“I eat tons of fiber, but my constipation never really gets better.” If that sounds familiar, you are not alone. Here is the missing piece almost no one mentions: fiber is not one thing. It is two completely different things, and the balance between them is what actually shapes me. Today I want to walk you through both types, and the simplest way to get them into your meals starting today.
The Origin of This Quote
Fiber splits into two big families: soluble and insoluble. The names are literal — one dissolves in water, the other does not — and inside the gut, they do completely different jobs.
Soluble fiber dissolves into a soft gel when it meets water, and that gel keeps poop soft and easy to pass. Once it reaches the large intestine, it also feeds the good bacteria, which in turn produce short-chain fatty acids that help the gut wall stay healthy. Foods rich in soluble fiber: seaweed, oats, barley, konjac, bananas and other fruits, sticky vegetables like okra, natto, and yams.
Insoluble fiber absorbs water and physically swells, adding bulk to your poop. That bulk pushes against the gut wall and stimulates peristalsis — the wave-like motion that moves things forward. Foods rich in insoluble fiber: most vegetables, mushrooms, brown rice and whole grains, beans, and root vegetables.
The crucial part most articles skip: eating only one of them can backfire. Loading up on insoluble fiber alone makes poop drier and harder, which can make constipation worse, not better. Going all-in on soluble fiber alone makes poop too loose to hold any shape. Only when both show up together do I become the banana shape everyone wants. The textbook ideal ratio is 1 part soluble to 2 parts insoluble — sometimes called the golden ratio of fiber.
Unchikun’s Take
The way I see it, soluble and insoluble are a duo: one is the “softness crew” and the other is the “bulk crew.” If only the softness crew shows up, I turn into a shapeless blob. If only the bulk crew shows up, I get rough and scratchy and uncomfortable on the way out. Only when both work together do I come out looking like the proud banana the textbooks talk about.
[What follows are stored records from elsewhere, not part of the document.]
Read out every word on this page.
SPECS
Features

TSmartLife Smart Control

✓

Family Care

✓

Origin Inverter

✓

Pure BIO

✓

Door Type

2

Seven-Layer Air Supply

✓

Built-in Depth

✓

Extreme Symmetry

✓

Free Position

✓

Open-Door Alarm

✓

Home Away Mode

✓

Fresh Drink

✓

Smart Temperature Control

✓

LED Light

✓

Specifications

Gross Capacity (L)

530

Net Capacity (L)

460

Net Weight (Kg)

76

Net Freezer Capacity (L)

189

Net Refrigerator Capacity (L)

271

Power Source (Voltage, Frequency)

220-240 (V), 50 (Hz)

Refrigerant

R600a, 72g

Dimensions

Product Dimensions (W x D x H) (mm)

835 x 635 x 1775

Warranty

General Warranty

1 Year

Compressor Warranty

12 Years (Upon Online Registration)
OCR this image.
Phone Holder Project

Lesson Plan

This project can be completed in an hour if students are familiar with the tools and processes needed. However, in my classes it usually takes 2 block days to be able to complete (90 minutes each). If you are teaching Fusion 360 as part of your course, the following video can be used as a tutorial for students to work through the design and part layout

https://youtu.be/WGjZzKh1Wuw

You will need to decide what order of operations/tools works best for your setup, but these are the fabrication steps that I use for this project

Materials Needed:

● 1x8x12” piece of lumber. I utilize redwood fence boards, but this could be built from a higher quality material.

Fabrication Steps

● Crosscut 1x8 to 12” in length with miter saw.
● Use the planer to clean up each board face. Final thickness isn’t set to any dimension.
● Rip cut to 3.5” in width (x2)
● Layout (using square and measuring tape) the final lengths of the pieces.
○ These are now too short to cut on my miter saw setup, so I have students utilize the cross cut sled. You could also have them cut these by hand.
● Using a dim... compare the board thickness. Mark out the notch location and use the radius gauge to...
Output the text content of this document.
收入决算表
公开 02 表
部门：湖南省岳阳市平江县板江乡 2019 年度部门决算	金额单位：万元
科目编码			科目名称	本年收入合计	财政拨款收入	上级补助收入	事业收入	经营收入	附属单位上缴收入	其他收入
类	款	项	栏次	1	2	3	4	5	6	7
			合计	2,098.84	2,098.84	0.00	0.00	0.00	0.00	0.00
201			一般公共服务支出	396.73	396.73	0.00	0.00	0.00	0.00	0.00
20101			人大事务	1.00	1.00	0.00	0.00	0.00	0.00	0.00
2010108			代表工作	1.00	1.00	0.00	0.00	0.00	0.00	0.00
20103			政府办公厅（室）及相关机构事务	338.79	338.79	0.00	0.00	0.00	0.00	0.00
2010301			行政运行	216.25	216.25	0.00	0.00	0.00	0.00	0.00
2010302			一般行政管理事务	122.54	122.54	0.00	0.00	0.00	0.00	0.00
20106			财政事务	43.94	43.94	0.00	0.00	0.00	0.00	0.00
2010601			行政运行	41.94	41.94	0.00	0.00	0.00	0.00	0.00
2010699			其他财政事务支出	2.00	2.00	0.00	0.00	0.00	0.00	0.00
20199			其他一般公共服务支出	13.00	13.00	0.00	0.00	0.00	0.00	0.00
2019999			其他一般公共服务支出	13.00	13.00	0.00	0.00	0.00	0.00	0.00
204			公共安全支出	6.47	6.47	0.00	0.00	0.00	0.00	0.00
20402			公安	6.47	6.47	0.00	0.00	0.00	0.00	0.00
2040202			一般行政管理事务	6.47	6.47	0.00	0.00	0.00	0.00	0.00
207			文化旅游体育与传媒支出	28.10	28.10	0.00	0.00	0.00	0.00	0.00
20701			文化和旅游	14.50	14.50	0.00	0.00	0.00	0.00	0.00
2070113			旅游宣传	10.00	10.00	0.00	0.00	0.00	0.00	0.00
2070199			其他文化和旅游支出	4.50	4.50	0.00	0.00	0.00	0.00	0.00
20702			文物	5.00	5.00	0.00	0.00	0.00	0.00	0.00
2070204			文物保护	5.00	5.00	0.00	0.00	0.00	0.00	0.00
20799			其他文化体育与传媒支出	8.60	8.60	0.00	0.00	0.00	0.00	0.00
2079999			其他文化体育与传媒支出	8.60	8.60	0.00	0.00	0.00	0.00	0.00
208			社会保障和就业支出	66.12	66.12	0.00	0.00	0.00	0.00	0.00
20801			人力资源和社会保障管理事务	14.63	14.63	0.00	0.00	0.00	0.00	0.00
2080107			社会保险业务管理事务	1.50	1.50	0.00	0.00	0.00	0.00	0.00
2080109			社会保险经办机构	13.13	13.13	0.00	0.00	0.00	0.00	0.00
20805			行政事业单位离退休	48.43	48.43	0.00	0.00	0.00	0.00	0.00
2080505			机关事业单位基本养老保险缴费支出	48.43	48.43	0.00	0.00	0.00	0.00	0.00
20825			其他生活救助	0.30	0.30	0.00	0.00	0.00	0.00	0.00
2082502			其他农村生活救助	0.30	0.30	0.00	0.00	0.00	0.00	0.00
This is exactly why people who load up on salads or switch to brown rice sometimes find their constipation getting worse, not better. Salads and brown rice are almost entirely insoluble. They are recruiting the bulk crew without anyone on the softness crew, so I just stay hard and stuck.
The opposite trap is real too. People drinking seaweed soup or eating lots of mozuku every day are recruiting the softness crew but forgetting the bulk crew. The stool stays loose, but it never builds up enough volume to fully evacuate, so the body keeps holding onto leftovers.
The rule is not “eat more fiber.” The rule is “eat both kinds, every day.” A realistic version of this is: at every meal, make sure at least one of the two shows up. That is it.
One Thing You Can Do Today
For the next three meals, add one fiber item — soluble or insoluble — to each meal on purpose. Here is what that can look like:
Breakfast: Switch white rice or white toast to oats or whole-grain bread (insoluble) + add a banana on the side (soluble). Two kinds, one bowl. Lunch: Add seaweed to your miso soup or salad (soluble) + put mushrooms or leafy greens on your plate (insoluble). If you eat at convenience stores, grab a hijiki or seaweed side dish next to your rice ball. Dinner: Put natto or okra on your rice (soluble) + serve a stir-fry of vegetables or mushrooms as the main side (insoluble). Or make a miso soup with both daikon and wakame.
Do not aim for perfect. Just glance back at your day and ask: did soluble and insoluble both show up? If you tend to lean hard on one side — “I only eat salads” or “I only eat brown rice” — start by intentionally adding one soluble food (seaweed, oats, fruit, beans, natto) to one meal. The shift in my shape can be surprisingly fast.
If you log my daily shape in the unchikun app, you will start to see the difference between weeks where you got both types in versus weeks where you forgot. That kind of gentle pattern-spotting is often what turns a vague intention into a real habit.
Summary
Fiber is not one thing — it is a duo. The softness crew (soluble) and the bulk crew (insoluble) only do their best work as a pair. Tomorrow, glance at your plate and ask: which of the two is missing? Then quietly add one item to fix the balance. That is honestly all it takes.